The one thing that seems like a bit of a tough sell with this announcement is
it looks like a lot of these integrations are pretty deeply intertwined with
different parts of the framework and might not be easy to set up if you're
using just the Apollo client and not the server. Just browsing quickly I see
that some of the components require some workarounds and proxies and such with
other backends. The post talks about making it easy to incrementally add
graphql to existing apps, but for any apps built in languages other than
NodeJS I'd worry that it might not be a first-class experience to use the
entire platform.

I'll definitely have to look through the docs more thoroughly though, there's
a lot here.

------
SirensOfTitan
We use Apollo heavily within our iOS app.
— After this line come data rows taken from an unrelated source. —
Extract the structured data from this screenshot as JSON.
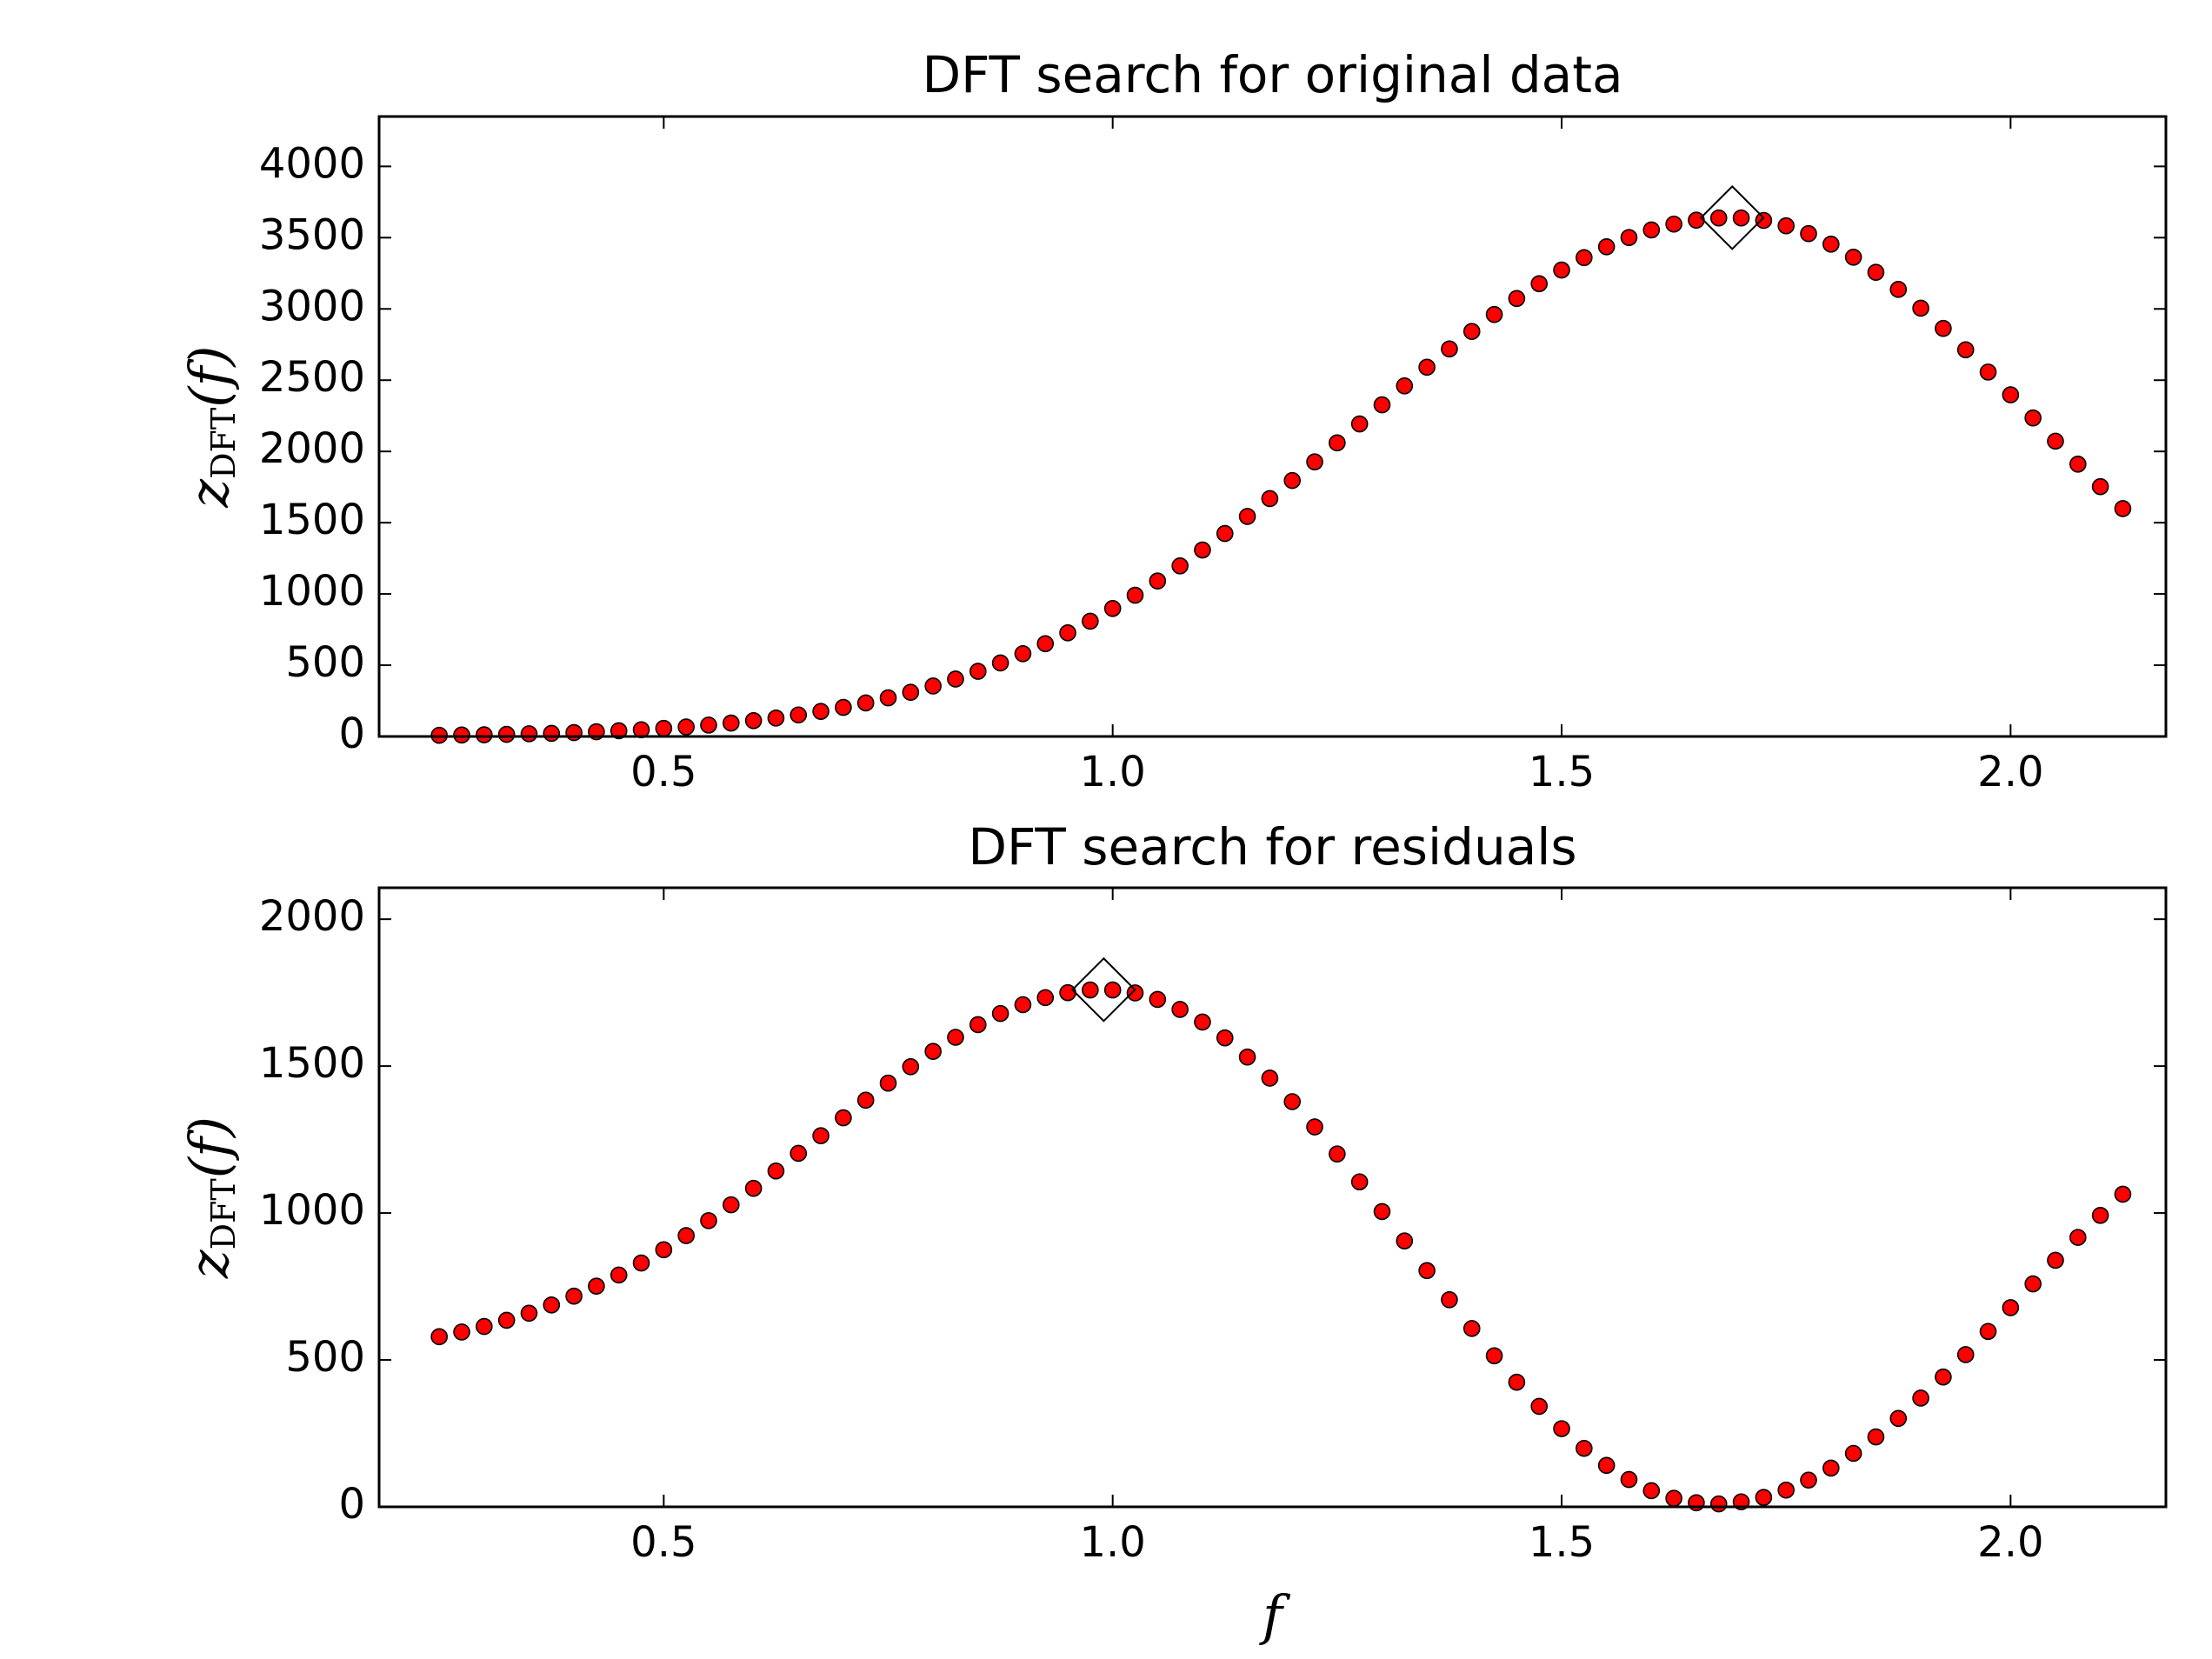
{
  "chart_data": [
    {
      "type": "scatter",
      "title": "DFT search for original data",
      "ylabel": [
        "z",
        "DFT",
        "(f)"
      ],
      "xlim": [
        0.183,
        2.173
      ],
      "ylim": [
        0,
        4350
      ],
      "xticks": [
        0.5,
        {
          "value": 1,
          "label": "1.0"
        },
        1.5,
        {
          "value": 2,
          "label": "2.0"
        }
      ],
      "yticks": [
        0,
        500,
        1000,
        1500,
        2000,
        2500,
        3000,
        3500,
        4000
      ],
      "series": [
        {
          "marker": "circle",
          "color": "#ff0000",
          "edgecolor": "#000000",
          "x": [
            0.25,
            0.275,
            0.3,
            0.325,
            0.35,
            0.375,
            0.4,
            0.425,
            0.45,
            0.475,
            0.5,
            0.525,
            0.55,
            0.575,
            0.6,
            0.625,
            0.65,
            0.675,
            0.7,
            0.725,
            0.75,
            0.775,
            0.8,
            0.825,
            0.85,
            0.875,
            0.9,
            0.925,
            0.95,
            0.975,
            1.0,
            1.025,
            1.05,
            1.075,
            1.1,
            1.125,
            1.15,
            1.175,
            1.2,
            1.225,
            1.25,
            1.275,
            1.3,
            1.325,
            1.35,
            1.375,
            1.4,
            1.425,
            1.45,
            1.475,
            1.5,
            1.525,
            1.55,
            1.575,
            1.6,
            1.625,
            1.65,
            1.675,
            1.7,
            1.725,
            1.75,
            1.775,
            1.8,
            1.825,
            1.85,
            1.875,
            1.9,
            1.925,
            1.95,
            1.975,
            2.0,
            2.025,
            2.05,
            2.075,
            2.1,
            2.125
          ],
          "values": [
            8,
            10,
            12,
            15,
            19,
            22,
            27,
            33,
            40,
            47,
            57,
            67,
            80,
            94,
            111,
            129,
            151,
            176,
            204,
            235,
            271,
            310,
            354,
            403,
            457,
            516,
            581,
            651,
            727,
            809,
            898,
            991,
            1091,
            1197,
            1308,
            1424,
            1544,
            1669,
            1796,
            1927,
            2060,
            2193,
            2327,
            2460,
            2591,
            2719,
            2842,
            2961,
            3073,
            3177,
            3273,
            3360,
            3436,
            3501,
            3554,
            3595,
            3623,
            3638,
            3638,
            3621,
            3583,
            3528,
            3454,
            3363,
            3257,
            3137,
            3005,
            2863,
            2713,
            2557,
            2397,
            2235,
            2072,
            1911,
            1753,
            1599
          ]
        },
        {
          "marker": "diamond",
          "color": "none",
          "edgecolor": "#000000",
          "x": [
            1.69
          ],
          "values": [
            3640
          ]
        }
      ]
    },
    {
      "type": "scatter",
      "title": "DFT search for residuals",
      "ylabel": [
        "z",
        "DFT",
        "(f)"
      ],
      "xlabel": "f",
      "xlim": [
        0.183,
        2.173
      ],
      "ylim": [
        0,
        2107
      ],
      "xticks": [
        0.5,
        {
          "value": 1,
          "label": "1.0"
        },
        1.5,
        {
          "value": 2,
          "label": "2.0"
        }
      ],
      "yticks": [
        0,
        500,
        1000,
        1500,
        2000
      ],
      "series": [
        {
          "marker": "circle",
          "color": "#ff0000",
          "edgecolor": "#000000",
          "x": [
            0.25,
            0.275,
            0.3,
            0.325,
            0.35,
            0.375,
            0.4,
            0.425,
            0.45,
            0.475,
            0.5,
            0.525,
            0.55,
            0.575,
            0.6,
            0.625,
            0.65,
            0.675,
            0.7,
            0.725,
            0.75,
            0.775,
            0.8,
            0.825,
            0.85,
            0.875,
            0.9,
            0.925,
            0.95,
            0.975,
            1.0,
            1.025,
            1.05,
            1.075,
            1.1,
            1.125,
            1.15,
            1.175,
            1.2,
            1.225,
            1.25,
            1.275,
            1.3,
            1.325,
            1.35,
            1.375,
            1.4,
            1.425,
            1.45,
            1.475,
            1.5,
            1.525,
            1.55,
            1.575,
            1.6,
            1.625,
            1.65,
            1.675,
            1.7,
            1.725,
            1.75,
            1.775,
            1.8,
            1.825,
            1.85,
            1.875,
            1.9,
            1.925,
            1.95,
            1.975,
            2.0,
            2.025,
            2.05,
            2.075,
            2.1,
            2.125
          ],
          "values": [
            579,
            595,
            614,
            635,
            659,
            687,
            717,
            751,
            789,
            830,
            875,
            923,
            974,
            1028,
            1084,
            1143,
            1203,
            1263,
            1324,
            1384,
            1442,
            1498,
            1550,
            1598,
            1641,
            1679,
            1709,
            1733,
            1750,
            1759,
            1759,
            1749,
            1727,
            1693,
            1650,
            1596,
            1531,
            1459,
            1379,
            1293,
            1201,
            1106,
            1005,
            905,
            804,
            705,
            607,
            514,
            424,
            342,
            266,
            199,
            141,
            93,
            55,
            29,
            14,
            10,
            17,
            32,
            57,
            91,
            132,
            182,
            238,
            301,
            370,
            442,
            518,
            597,
            678,
            759,
            839,
            917,
            992,
            1064
          ]
        },
        {
          "marker": "diamond",
          "color": "none",
          "edgecolor": "#000000",
          "x": [
            0.99
          ],
          "values": [
            1760
          ]
        }
      ]
    }
  ]
}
These peeps build really awesome
tooling.

Despite that, I wish more time were invested in the OSS native apollo
libraries (iOS, Android). There still isn't a way to do cache invalidations,
and both libraries (perhaps understandably so) are well behind apollo-js in
features. I would build something myself as a PR (and perhaps this is a
problem with _most_ GitHub projects), but non-trivial PRs seem to be left
sitting for months or never touched at all by maintainers.

I bet the Apollo folks are just focusing their efforts where interest lies,
but there really isn't a great, fully-featured OSS graphql client for mobile
right now. React Native + apollo-js does not count to me: I have never used a
React Native app I've felt acceptable on Android, and have only found
marginally acceptable iOS apps in the wild.

------
audiolion
This is awesome. I wonder how much the Enterprise Graphql Gateway is, our app
is under a million queries a month, but right now I instantiate multiple
apollo clients which point to different Graphql endpoints because we do not
have a gateway. I would love this but I am not sure if it makes sense for our
case from a cost perspective.

------
hbcondo714
Does this allow us to monetize GraphQL, similar to Apigee[1] where you could
charge customers for API usage?

[1] [https://apigee.com/api-management/#/product/monetize-
apis](https://apigee.com/api-management/#/product/monetize-apis)